One Throne touched me on the third eye—none too gently, either; can’t have people thinking the bulls have gone soft—and filled my head with unwelcome truths.
I had thought everything went haywire when Gabby punched out. I remembered that moment down in the laneways when the mortal plane skipped like a phonograph needle bounding across a scratched record; sure as I’m handsome, his death hadn’t done the Pleroma any favors. But what I learned from the buttons just then was that there had been signs of trouble in paradise before Gabriel’s death nearly tore a hole in the fabric of the MOC. Because that’s when the first of the Nephilim appeared in the Pleroma.
Nephilim, revenants, lurkers on the blurry edges of existence …
Lots of names but no understanding. And that’s saying something. It isn’t often we hit something beyond our ken. But this counted.
They weren’t members of the Choir. Not even like our gal Molly—she was still a category all her own, the doll. And yet they made their digs in the Pleroma. The first encounter report had come from some weak-tea heiligenschein type charting the edges of the quantum information paradox in realities with anisotropic causalities. (Kids these days. Whatever happened to popping down to Earth to play burning bush to a roving band of shepherds?) Lurking silent as a mute shark with an acute case of bashfulness, that first revenant just hovered in the far reaches of the Pleroma, watching. It didn’t react to the angel, who wouldn’t have noticed it at all if the kid hadn’t tripped over the intruder. There must have been some red faces after that one. The lurker caused nary a ripple in the MOC, and didn’t spin its own Magisterium. It existed in the implied spaces of the Pleroma, and made about as much impression as the shadow of a candlelit alabaster window makes on a sheet of diamond. Not the slightest whiff of sulfur wafted from its formless presence; it shed not the tiniest gyre of warped reality. It was, seemingly, a dormant consciousness tossed adrift on currents of non-reality like so much spiritual jetsam.

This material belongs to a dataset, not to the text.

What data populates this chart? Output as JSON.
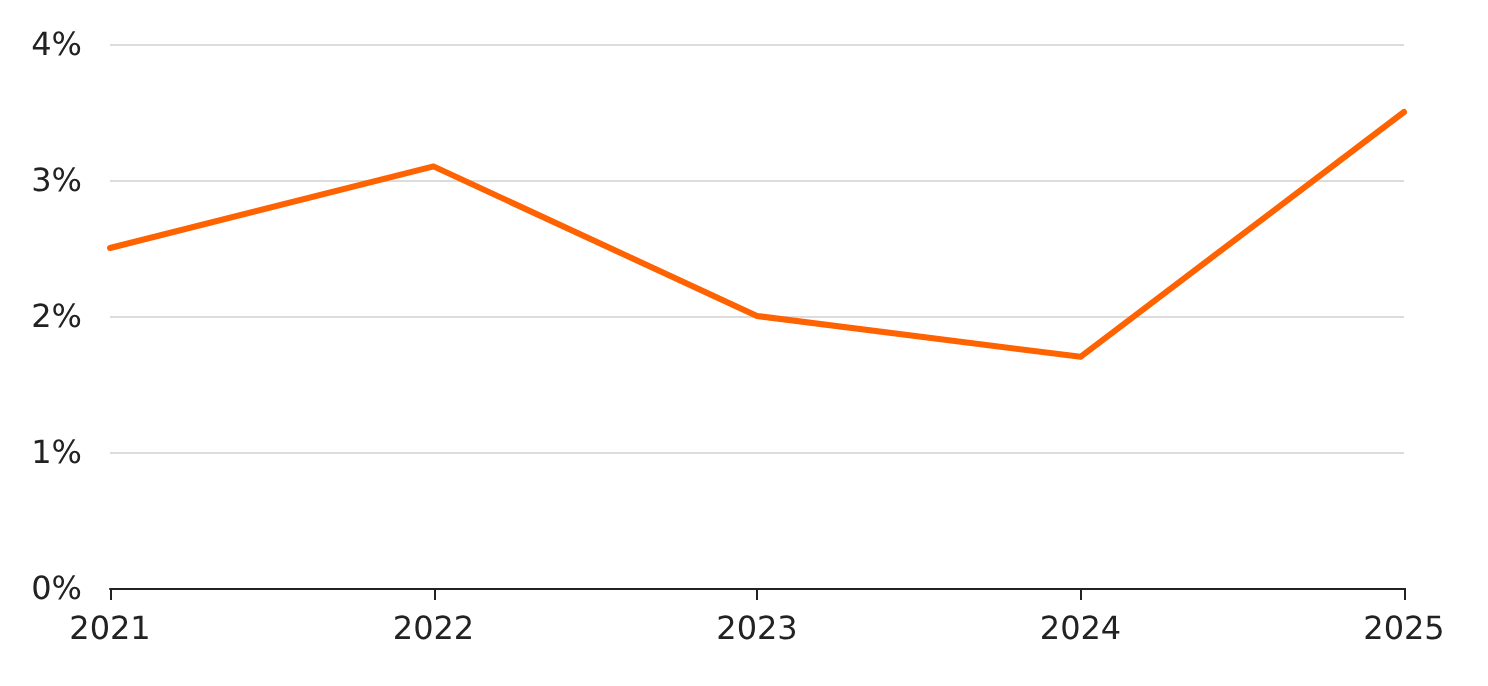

It’s a mistake, I figured, while the Throne’s viper gathered itself for another pulse of venomous knowledge. An oversight, or a joke. Somebody left a piece of themself behind, a crumb of consciousness too small to sustain itself, too weak to find its way home. That’s how I saw it. And so did the rest of the Choir, once they chose to see the truth behind the lowly angel’s report.
Until they tried to dislodge it. The revenant was embedded in the Pleroma: a topological defect in the structure of divine cosmology. Expelling the revenant made about as much sense as trying to eject the inside from a circle—you can do it, but you don’t have a circle any longer. Of course, there are plenty of ways to construct a reality where something like that makes no end of sense … but that would require building a Magisterium around the revenant. And it was too firmly embedded in the substrate of the Pleroma for that. I gather some of the big money players took a flutter at it, too, but fell flat on their pretty faces.